Puerto Rican dancer (born 1962)

José Luis "Josélo" Vega (born May 11, 1962) is a Puerto Rican dancer and choreographer, who is best known for his involvement
with boy band Menudo, as their choreographer and second-in-command, after band creator and manager Edgardo Diaz. He was also the band's creative director. Vega is also known for his involvement in the career of former Menudo member Ricky Martin.

== Early life ==
Vega was born in 1962.

== Career ==
Vega was discovered at the age of 15 by Menudo's original choreographer, Beddie Rodriguez, who took him under Rodriguez's wing.

Rodriguez suddenly and unexpectedly decided to leave the band, leaving Vega as the band's main choreographer.

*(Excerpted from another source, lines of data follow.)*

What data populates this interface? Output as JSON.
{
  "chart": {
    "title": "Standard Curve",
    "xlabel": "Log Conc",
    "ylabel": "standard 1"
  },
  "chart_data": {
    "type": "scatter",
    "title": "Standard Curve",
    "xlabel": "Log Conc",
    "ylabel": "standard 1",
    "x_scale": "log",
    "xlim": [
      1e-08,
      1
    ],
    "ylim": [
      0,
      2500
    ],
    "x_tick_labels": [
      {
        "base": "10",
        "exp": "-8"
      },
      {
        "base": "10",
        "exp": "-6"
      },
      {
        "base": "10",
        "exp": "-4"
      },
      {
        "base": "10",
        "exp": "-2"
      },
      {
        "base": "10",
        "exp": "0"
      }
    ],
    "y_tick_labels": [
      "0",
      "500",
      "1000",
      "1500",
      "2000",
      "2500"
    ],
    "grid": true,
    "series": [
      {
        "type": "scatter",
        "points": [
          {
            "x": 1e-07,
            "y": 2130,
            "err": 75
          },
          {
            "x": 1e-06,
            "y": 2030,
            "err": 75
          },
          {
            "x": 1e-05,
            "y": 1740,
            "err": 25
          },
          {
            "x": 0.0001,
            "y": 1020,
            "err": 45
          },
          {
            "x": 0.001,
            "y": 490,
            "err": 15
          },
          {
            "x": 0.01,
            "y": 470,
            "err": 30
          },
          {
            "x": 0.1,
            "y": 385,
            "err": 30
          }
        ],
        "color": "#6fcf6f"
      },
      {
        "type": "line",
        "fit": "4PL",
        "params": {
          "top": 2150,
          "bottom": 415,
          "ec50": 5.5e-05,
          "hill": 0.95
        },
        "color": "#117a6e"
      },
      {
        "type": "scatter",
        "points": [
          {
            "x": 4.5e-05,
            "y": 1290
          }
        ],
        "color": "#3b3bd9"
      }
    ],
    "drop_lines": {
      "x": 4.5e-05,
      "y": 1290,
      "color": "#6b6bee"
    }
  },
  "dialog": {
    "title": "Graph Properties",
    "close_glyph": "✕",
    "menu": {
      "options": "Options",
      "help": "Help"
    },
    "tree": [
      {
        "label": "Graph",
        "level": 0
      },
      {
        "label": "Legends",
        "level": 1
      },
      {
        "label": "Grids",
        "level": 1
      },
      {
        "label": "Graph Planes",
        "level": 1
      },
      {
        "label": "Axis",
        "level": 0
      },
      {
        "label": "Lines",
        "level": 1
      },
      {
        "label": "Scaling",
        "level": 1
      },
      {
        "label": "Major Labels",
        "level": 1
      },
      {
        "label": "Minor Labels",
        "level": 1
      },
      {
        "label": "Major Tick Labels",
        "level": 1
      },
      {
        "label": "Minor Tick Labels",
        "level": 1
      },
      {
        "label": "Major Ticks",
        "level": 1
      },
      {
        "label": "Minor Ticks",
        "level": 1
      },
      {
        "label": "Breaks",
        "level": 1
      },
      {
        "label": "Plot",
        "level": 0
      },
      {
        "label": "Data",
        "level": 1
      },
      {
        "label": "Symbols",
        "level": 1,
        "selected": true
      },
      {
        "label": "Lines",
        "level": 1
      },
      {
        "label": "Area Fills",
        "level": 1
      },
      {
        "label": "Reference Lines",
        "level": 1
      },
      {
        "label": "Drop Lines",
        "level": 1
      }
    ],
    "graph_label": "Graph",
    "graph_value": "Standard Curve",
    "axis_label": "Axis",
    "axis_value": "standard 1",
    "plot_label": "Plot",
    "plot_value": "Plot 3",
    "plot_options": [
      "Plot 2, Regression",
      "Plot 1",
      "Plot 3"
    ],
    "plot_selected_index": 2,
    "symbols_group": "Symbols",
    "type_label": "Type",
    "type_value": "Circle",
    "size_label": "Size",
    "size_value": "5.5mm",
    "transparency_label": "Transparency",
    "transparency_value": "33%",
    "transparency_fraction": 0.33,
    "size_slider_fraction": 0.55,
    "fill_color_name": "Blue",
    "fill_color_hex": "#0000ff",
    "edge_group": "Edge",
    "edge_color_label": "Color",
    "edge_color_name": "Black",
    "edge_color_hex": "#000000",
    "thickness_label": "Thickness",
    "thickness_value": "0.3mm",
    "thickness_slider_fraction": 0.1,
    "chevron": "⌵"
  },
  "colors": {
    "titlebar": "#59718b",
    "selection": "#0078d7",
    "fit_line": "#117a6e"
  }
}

Vega worked with the band for 14 years, starting in 1977 and going through the group's golden era when they reached fame in Puerto Rico, the rest of Latin America, the United States, Spain and Asia. He traveled the world and met Ricky Martin while working with Menudo. Many band members have said that Vega was like a brother to them. Former Menudo member, Venezuelan Jonathan Montenegro, went on record on a You Tube show named "Chisme No Like" to describe Vega as "a being of light" and said he wanted to set Vega as a person apart from the allegations involving other members of Menudo's management.

In 1991 Vega left the band amid a scandal involving drugs and sex abuse allegations. Members Sergio Gonzalez and Ruben Gomez had been caught with marijuana at Miami International Airport and former band member Ralphy Rodriguez later went on a popular Univision television show to allege that there had been sexual abuse from the band's management to band members. During that show, Diaz specifically mentioned Vega, declaring that "in reality, the person who spent the most time with Menudo, and who was constantly with Menudo, was José Luis Vega, ok? He was Menudo's choreographer, ok? This mister (Vega) was who really spent the most time with Menudo, during every era of Menudo, and that's known by all the fans and everyone that has seen it". (in Spanish)

Vega went to live in Mexico, where he became the choreographer of the famous Mexican singer and actress, Yuri. He later collaborated with Ricky Martin; the pair have been friends since Martin entered Menudo in 1984.

== In popular culture ==
Vega is played by Cuban actor and singer Sian Chiong in the Amazon series, "Subete a mi Moto", which is about Menudo.